Mapping just one page of STM is all right when there is just one agent (e.g.
low-level firmware) but if there are multiple software agents it creates a problem. Is there now enough documentation on how the Linux STM driver will map pages of STM channel space, for us to use this in setting expectations on how much should be physically mapped in?
Sorry, I don't understand the question clearly enough to give you an accurate answer. Right now the CS-STM driver reads the amount of available channels in STMDEVID::NUMSP to map the right amount of space. That value can be tuned in the device tree by specifying the amount of IO space allocated to that device - the boot code will take the minimum of the two values. As such the amount of mapped space can be fined tune in the DT.
Get back to me if you still have questions on that topic.

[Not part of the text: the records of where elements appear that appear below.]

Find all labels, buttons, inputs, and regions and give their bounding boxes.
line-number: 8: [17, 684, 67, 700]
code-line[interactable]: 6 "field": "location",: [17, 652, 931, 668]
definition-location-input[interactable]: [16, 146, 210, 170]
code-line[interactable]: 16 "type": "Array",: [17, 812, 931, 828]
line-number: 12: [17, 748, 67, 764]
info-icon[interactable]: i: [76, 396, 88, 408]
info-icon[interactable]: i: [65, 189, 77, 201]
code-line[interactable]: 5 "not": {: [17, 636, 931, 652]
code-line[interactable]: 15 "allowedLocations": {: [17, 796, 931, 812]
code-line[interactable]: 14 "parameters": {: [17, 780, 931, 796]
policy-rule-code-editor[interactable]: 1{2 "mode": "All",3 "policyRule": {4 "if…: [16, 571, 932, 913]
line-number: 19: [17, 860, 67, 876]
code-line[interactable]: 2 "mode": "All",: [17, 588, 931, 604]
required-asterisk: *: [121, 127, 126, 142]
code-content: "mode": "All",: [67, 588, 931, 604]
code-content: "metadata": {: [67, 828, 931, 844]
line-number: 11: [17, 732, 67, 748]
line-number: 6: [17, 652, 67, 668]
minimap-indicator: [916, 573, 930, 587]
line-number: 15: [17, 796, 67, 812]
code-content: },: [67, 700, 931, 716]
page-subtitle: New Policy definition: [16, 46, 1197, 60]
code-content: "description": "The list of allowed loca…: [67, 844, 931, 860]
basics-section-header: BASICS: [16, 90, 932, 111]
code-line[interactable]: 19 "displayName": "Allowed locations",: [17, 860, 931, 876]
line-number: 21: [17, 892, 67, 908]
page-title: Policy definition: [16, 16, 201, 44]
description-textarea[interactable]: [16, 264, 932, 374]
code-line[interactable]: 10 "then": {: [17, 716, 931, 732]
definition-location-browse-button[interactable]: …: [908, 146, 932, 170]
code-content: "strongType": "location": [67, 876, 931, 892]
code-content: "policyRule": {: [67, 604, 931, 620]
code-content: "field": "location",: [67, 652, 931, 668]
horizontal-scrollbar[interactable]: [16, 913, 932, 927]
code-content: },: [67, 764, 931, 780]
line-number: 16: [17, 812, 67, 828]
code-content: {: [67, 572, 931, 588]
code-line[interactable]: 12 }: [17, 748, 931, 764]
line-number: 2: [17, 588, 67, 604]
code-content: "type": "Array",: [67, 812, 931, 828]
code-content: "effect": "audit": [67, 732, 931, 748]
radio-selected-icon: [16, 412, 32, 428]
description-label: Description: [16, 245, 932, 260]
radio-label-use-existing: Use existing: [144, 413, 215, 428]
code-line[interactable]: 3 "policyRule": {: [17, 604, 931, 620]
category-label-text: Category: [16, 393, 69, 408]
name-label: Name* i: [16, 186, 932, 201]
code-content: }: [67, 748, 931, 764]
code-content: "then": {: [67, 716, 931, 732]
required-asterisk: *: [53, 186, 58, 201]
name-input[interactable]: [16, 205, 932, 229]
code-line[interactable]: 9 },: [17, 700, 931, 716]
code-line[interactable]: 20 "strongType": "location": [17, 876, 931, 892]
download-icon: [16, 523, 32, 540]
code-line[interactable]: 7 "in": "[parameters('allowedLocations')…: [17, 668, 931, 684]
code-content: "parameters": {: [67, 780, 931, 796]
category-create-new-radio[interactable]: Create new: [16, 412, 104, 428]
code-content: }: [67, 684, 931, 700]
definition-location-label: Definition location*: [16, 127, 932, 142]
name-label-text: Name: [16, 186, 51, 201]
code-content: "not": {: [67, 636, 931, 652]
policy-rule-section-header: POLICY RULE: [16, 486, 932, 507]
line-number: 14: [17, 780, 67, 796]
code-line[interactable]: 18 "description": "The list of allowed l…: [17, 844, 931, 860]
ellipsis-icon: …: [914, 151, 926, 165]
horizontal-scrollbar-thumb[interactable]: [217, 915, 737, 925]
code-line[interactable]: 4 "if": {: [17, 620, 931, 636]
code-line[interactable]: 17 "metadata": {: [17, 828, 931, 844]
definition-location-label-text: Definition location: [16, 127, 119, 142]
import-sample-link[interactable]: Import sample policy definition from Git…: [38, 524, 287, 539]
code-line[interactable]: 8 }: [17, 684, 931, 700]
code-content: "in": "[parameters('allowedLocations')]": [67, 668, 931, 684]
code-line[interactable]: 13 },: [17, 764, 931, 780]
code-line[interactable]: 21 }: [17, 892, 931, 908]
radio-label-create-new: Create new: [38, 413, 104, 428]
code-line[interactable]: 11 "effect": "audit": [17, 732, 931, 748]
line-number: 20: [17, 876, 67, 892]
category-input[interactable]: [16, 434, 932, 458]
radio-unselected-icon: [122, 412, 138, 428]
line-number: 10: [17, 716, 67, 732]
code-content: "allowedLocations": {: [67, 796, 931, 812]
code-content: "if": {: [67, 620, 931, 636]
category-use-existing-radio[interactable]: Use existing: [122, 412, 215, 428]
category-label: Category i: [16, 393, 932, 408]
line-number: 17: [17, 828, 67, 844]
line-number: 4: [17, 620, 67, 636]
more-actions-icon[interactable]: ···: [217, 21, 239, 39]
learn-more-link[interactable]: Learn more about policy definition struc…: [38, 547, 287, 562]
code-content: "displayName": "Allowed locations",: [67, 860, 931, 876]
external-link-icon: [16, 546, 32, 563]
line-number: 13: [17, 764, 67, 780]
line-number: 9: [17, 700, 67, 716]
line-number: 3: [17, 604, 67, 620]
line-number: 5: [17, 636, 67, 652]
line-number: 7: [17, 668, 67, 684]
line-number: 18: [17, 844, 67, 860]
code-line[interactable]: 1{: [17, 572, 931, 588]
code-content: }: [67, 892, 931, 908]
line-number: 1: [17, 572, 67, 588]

No, I understand that, thanks.
In particular, will the driver support mapping parts of STM channel space into
userspace processes, allowing userspace to generate STM messages by storing directly into channel space without going via the kernel?
The generic STM API has an optional mmio_addr() callback used especially for mmap() operations in user space, allowing to bypass the kernel when writing to channels. The CS-STM driver that has just been released for public review doesn't implement this interface (simply because we haven't done it yet).
That's more what I was after, although I don't grasp exactly what you mean by mmio_addr(). What I am envisaging is that a userspace process could request a page of STM channels. Then the kernel might return a file descriptor and the process mmap()s that into its address space, so that the process can write STM messages directly. Is that roughly what will happen when it's done?
So the implication of that would be you need at least one page worth of channels per process, plus one for the kernel. There is kernel-enforced channel separation between pages, but channel usage within a page relies on the various users of that page coordinating their channel use.
Given that, we would want to recommend an STM channel space (size of physically memory-mapped area) that allowed separate pages for the kernel and for the maximum concurrent number of userspace processes using STM pages.
It doesn't have to work like that - everything could go through the kernel. But direct access from userspace is far more efficient. Are you already looking at timescales for doing that in CoreSight STM?